Enhanced Andreev Tunneling via the Kondo Resonance in a Quantum Dot at Finite Bias

TL;DR

This paper investigates nonequilibrium transport in a quantum dot with Coulomb interactions, revealing an anomalous conductance peak at finite bias due to Kondo resonance-assisted Andreev tunneling, which diminishes with temperature.

Contribution

It introduces a novel understanding of finite-bias conductance peaks caused by Kondo resonance in quantum dots coupled to normal and superconducting leads.

Findings

Anomalous conductance peak at finite bias voltage.

Presence of an additional Kondo resonance in local density of states.

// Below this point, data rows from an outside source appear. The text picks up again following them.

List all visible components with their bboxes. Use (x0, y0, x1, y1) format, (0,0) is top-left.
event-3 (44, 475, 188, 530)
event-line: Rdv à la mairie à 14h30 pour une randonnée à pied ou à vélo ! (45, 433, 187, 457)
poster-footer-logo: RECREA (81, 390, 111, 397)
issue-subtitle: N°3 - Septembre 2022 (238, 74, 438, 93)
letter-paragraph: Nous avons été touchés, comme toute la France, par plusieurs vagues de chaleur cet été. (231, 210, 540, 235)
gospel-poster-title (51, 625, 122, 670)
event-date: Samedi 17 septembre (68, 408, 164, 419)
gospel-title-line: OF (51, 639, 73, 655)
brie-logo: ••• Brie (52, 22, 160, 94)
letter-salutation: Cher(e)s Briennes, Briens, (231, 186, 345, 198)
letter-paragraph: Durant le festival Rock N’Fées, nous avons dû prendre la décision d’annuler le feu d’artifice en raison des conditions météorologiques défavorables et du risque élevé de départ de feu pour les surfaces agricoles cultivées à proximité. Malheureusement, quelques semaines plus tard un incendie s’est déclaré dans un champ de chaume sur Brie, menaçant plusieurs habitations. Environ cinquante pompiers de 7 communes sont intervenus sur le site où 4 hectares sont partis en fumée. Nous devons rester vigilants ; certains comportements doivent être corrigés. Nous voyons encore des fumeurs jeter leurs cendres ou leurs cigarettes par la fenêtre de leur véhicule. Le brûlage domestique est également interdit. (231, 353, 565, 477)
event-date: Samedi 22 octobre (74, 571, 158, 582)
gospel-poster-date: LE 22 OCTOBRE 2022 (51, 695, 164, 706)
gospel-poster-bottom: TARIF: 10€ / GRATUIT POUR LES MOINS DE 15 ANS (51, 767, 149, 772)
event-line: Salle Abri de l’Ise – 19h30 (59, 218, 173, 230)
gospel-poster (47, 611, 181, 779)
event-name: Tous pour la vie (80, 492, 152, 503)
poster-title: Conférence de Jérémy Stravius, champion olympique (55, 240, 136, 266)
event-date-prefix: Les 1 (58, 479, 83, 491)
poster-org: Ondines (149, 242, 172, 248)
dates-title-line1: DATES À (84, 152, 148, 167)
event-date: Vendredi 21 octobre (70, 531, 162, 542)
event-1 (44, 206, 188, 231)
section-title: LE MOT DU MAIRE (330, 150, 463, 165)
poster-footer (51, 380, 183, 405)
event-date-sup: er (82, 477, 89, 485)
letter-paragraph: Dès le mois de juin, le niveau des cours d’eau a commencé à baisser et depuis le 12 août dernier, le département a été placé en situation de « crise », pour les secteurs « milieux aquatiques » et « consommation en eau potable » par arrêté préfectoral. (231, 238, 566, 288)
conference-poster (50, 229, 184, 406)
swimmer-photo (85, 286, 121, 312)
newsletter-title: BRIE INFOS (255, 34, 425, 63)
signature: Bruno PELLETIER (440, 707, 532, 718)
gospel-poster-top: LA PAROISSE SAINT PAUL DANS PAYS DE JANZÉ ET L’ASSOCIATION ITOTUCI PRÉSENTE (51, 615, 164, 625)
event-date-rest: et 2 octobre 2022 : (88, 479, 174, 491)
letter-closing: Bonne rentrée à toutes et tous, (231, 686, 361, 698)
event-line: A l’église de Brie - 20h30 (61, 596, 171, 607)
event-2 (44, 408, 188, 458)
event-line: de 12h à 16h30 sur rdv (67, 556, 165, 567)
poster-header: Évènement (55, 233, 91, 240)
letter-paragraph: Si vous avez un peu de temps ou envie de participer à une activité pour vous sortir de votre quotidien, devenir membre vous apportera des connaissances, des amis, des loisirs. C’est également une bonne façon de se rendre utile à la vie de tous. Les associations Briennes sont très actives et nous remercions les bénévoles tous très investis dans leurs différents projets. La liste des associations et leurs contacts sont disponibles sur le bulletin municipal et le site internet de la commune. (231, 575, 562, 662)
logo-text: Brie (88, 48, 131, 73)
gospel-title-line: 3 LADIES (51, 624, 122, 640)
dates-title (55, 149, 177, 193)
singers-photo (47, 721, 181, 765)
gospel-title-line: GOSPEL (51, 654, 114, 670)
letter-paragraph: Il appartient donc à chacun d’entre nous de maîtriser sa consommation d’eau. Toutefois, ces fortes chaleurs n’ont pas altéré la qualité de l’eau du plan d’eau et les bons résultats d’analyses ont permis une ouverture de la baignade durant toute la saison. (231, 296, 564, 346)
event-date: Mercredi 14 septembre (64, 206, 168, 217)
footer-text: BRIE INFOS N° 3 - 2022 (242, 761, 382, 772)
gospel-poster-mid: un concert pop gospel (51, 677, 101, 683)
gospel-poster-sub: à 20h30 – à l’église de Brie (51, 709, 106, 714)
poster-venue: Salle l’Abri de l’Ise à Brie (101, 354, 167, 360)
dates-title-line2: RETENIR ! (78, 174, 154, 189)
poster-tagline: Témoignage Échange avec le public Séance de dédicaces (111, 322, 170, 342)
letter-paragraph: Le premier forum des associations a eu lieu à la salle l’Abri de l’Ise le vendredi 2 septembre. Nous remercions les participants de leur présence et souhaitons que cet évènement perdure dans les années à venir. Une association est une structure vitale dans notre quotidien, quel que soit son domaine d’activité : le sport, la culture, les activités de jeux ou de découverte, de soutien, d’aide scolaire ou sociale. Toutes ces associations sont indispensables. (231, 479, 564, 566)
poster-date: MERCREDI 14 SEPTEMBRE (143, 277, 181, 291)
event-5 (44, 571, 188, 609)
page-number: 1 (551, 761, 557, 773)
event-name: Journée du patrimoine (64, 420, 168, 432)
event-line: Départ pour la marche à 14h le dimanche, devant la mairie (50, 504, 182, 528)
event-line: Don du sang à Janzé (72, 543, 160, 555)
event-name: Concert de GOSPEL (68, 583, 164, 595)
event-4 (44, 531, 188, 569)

Temperature suppresses the Kondo-assisted Andreev tunneling.

Abstract

We study the nonequilibrium transport through a quantum dot coupled to normal and superconducting leads. We use the modified second-order perturbation theory to calculate the differential conductance and the local density of states at the quantum dot. In the strong but finite Coulomb interaction regime, the differential conductance shows an anomalous peak not at a zero bias voltage but at a finite bias voltage. We also observe an additional Kondo resonance besides the normal one in the local density of states, where the former is caused by nonequilibrium Andreev tunneling via the normal Kondo resonance. We explain that this specific Andreev tunneling gives rise to the anomalous peak in the differential conductance. Since the Andreev tunneling via the Kondo resonance is suppressed with increasing temperature, the anomalous peak in the differential conductance disappears at high temperatures.